The over-arching themes instead were about dialogue, crossing borders, globalization and displacement, and learning about each other in this complicated world far past our preconceived ideas. There were films dealing with Soviet history and Tatar traditions, Middle Eastern and Iranian history and contemporary issues, immigration, and the plight of children in Afghanistan, Africa, and Latin America.
Many of the films were somber, revealing deep anxieties and fissures between industrialized and developing countries. And yet the mood of the event itself was optimistic and even joyous, as participants gathered across national and religious lines of all kinds to see the films and learn about each other’s worlds.
Filmmakers and films came from such far-flung places as Iran, Bahrain, Poland, Hungary, Switzerland, Germany, Russia, Indonesia, Saudi Arabia, and Israel — and at any given time a group of people would represent at least six or seven countries. The audiences came from the very diverse communities that make up the city of Kazan –Russian, Tatar, Muslim, Christian, and many more.
I was amazed and delighted by the intense audience reactions to NEW MUSLIM COOL –the only documentary set in the United States – and was especially thrilled to see how many older people turned out for the film and really seemed to get it.

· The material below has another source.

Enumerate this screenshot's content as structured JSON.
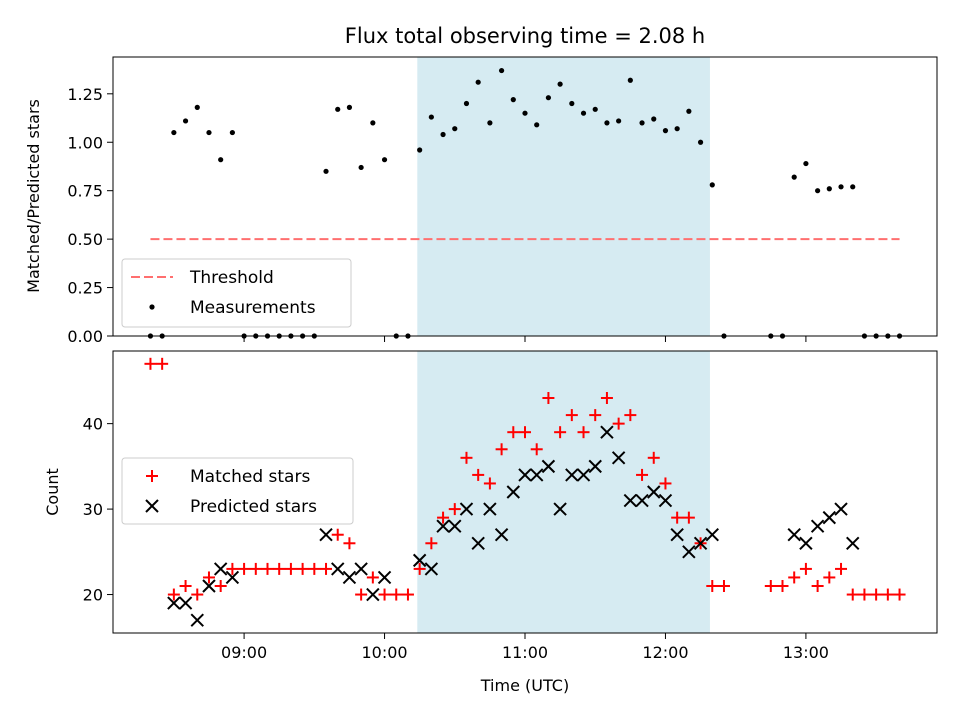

They were really moved by the story of Hamza and his family and community, and all of the inter-faith and inter-community storylines.

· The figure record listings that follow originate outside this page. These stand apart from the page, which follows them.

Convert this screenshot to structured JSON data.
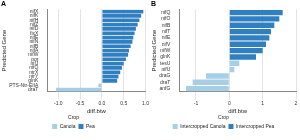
{
  "chart_data": [
    {
      "type": "bar",
      "title": "A",
      "orientation": "horizontal",
      "grid": true,
      "legend": "bottom",
      "legend_title": "Crop",
      "x_label": "diff.btw",
      "y_label": "Predicted Gene",
      "categories": [
        "nifX",
        "nifK",
        "nifH",
        "nifZ",
        "nifD",
        "fixX",
        "nifE",
        "nifN",
        "nifB",
        "nifA",
        "nifW",
        "por",
        "nifJ",
        "nifQ",
        "ntrX",
        "ntrY",
        "glnK",
        "PTS-Ntr-EIIA",
        "draT"
      ],
      "series": [
        {
          "name": "Canola",
          "color": "#a6cfe6",
          "values": [
            null,
            null,
            null,
            null,
            null,
            null,
            null,
            null,
            null,
            null,
            null,
            null,
            null,
            null,
            null,
            null,
            null,
            -0.08,
            -1.05
          ]
        },
        {
          "name": "Pea",
          "color": "#2f7fc1",
          "values": [
            0.95,
            0.9,
            0.86,
            0.82,
            0.78,
            0.75,
            0.72,
            0.7,
            0.66,
            0.62,
            0.6,
            0.55,
            0.5,
            0.46,
            0.42,
            0.38,
            0.35,
            null,
            null
          ]
        }
      ],
      "xlim": [
        -1.25,
        1.0
      ],
      "xticks": [
        {
          "value": -1,
          "label": "-1.0"
        },
        {
          "value": -0.5,
          "label": "-0.5"
        },
        {
          "value": 0,
          "label": "0.0"
        },
        {
          "value": 0.5,
          "label": "0.5"
        },
        {
          "value": 1,
          "label": "1.0"
        }
      ]
    },
    {
      "type": "bar",
      "title": "B",
      "orientation": "horizontal",
      "grid": true,
      "legend": "bottom",
      "legend_title": "Crop",
      "x_label": "diff.btw",
      "y_label": "Predicted Gene",
      "categories": [
        "nifQ",
        "nifO",
        "nifB",
        "nifT",
        "nifE",
        "nifV",
        "nifW",
        "glnK",
        "tesU",
        "nifU",
        "draG",
        "draT",
        "anfG"
      ],
      "series": [
        {
          "name": "Intercropped Canola",
          "color": "#a6cfe6",
          "values": [
            null,
            null,
            null,
            null,
            null,
            null,
            null,
            null,
            0.3,
            0.15,
            -0.7,
            -1.1,
            -1.3
          ]
        },
        {
          "name": "Intercropped Pea",
          "color": "#2f7fc1",
          "values": [
            1.6,
            1.5,
            1.35,
            1.25,
            1.2,
            1.1,
            1.0,
            0.8,
            null,
            null,
            null,
            null,
            null
          ]
        }
      ],
      "xlim": [
        -1.5,
        2
      ],
      "xticks": [
        -1,
        0,
        1,
        2
      ]
    }
  ]
}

The festival closed with a fabulous over-the-top gala featuring dancers and musicians in some very high production numbers mixing Vegas flash and Tatarstan tradition. We all got to ride for a block in limousines and emerge on the red carpet to legions of shouting fans – a definite first and likely a last for this documentary filmmaker.
So from all of us at NEW MUSLIM COOOL, thank you for that once-in-a-lifetime experience, Golden Minbar!